URBANA, Ill. – As fall draws near, it’s time to bring houseplants inside for winter. Many houseplants are native to tropical and subtropical climates and do great outside in the summer, but cannot tolerate cold temperatures.

“When temperatures drop below 55°F, it’s time to bring plants indoors,”  Ken Johnson, University of Illinois Extension horticulture educator, said.

But be sure you don't bring in unwelcome guests along with the plants.

Insects, such as aphids, whiteflies, scale, and spider mites are pests commonly found on outdoor plants. Inspect plants for these insects because once they get inside, populations can rapidly increase and spread to other plants.

Before resorting to insecticides, spray foliage with a steady stream of water. “If spraying doesn’t work, insecticidal soaps can be used to eliminate soft-bodied insects,” Johnson said. "Follow label instructions.”

If plants are infested, it may be prudent to dispose of them.

In addition to the foliage, Johnson recommends checking the soil. Insects, such as earwigs and ants, will move into soil in potted plants. Flush pots with water to drive out insects. If ants are present, the plant may need to be repotted.

Over a period of about a week, gradually reduce light levels by moving plants to increasingly shadier areas. This will start to acclimate them to light conditions indoors.

Once inside

• Find a bright window. Once plants are indoors, put them next to the brightest, sunniest window, typically south or west facing. If you don’t have a sunny location, provide supplemental lighting.

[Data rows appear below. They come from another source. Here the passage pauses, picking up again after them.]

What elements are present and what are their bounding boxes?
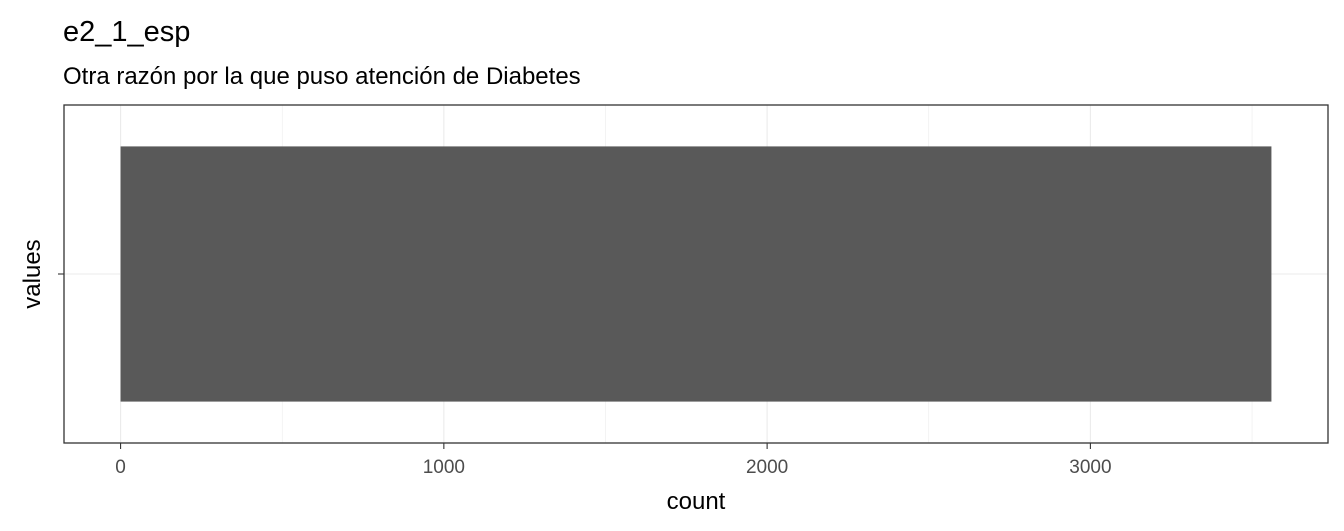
- x-tick-label: 0: [115, 457, 126, 478]
- x-tick-label: 2000: [746, 457, 788, 478]
- axes: 0 1000 2000 3000: [58, 273, 1112, 478]
- x-tick-label: 3000: [1069, 457, 1111, 478]
- bar: [120, 146, 1272, 402]
- bars: [120, 146, 1272, 402]
- chart-subtitle: Otra razón por la que puso atención de D…: [63, 63, 581, 90]
- y-axis-title: values: [19, 239, 46, 308]
- chart-title: e2_1_esp: [63, 16, 190, 48]
- x-tick-label: 1000: [423, 457, 465, 478]
- x-axis-title: count: [667, 488, 726, 515]
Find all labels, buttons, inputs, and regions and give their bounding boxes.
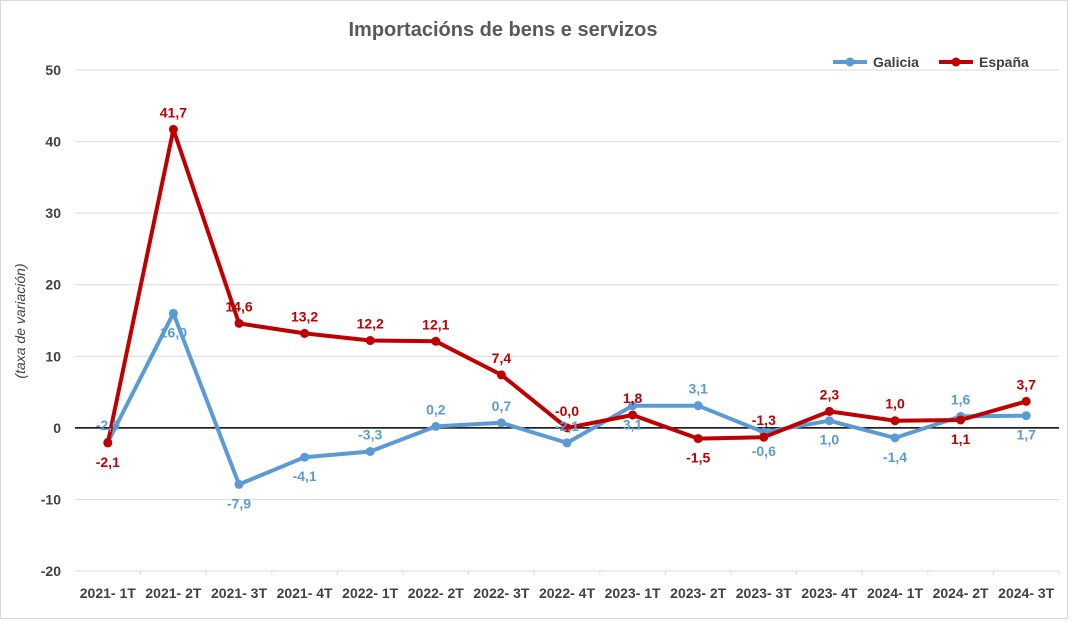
data-point-espana bbox=[365, 336, 375, 346]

• Cut back on water, fertilizer. Plants grow slower indoors, so will need less water and fertilizer. For most plants, allow the soil to dry slightly between watering, Johnson said.

“One way to check soil moisture is with your finger,” he said. “Stick your finger in your potting media up to your second knuckle. If the media is still moist, you don’t need to water.”

If the pot feels light when lifted, it may be time to water.

Plants can be watered by top or bottom. If top watering, apply enough water so that some water comes out the drainage holes at the bottom of the pot. This may need to be done more than once if the soil is very dry. If you have a saucer under the pot, make sure to empty the water out after half an hour or so. This will allow the potting mix to absorb additional water, but prevent the mix from becoming saturated.

To water from the bottom, fill your plant saucer or sink with a few inches of water and let plants soak. Once the potting mix on the top of the pot is moist, the plant can be removed from the water.

• Leaf drop. Plants often drop leaves and yellow when they are moved indoors. Increasing humidity levels around plants and providing supplemental lighting can help reduce leaf drop, Johnson says. Over time, plants will acclimate to their new environment.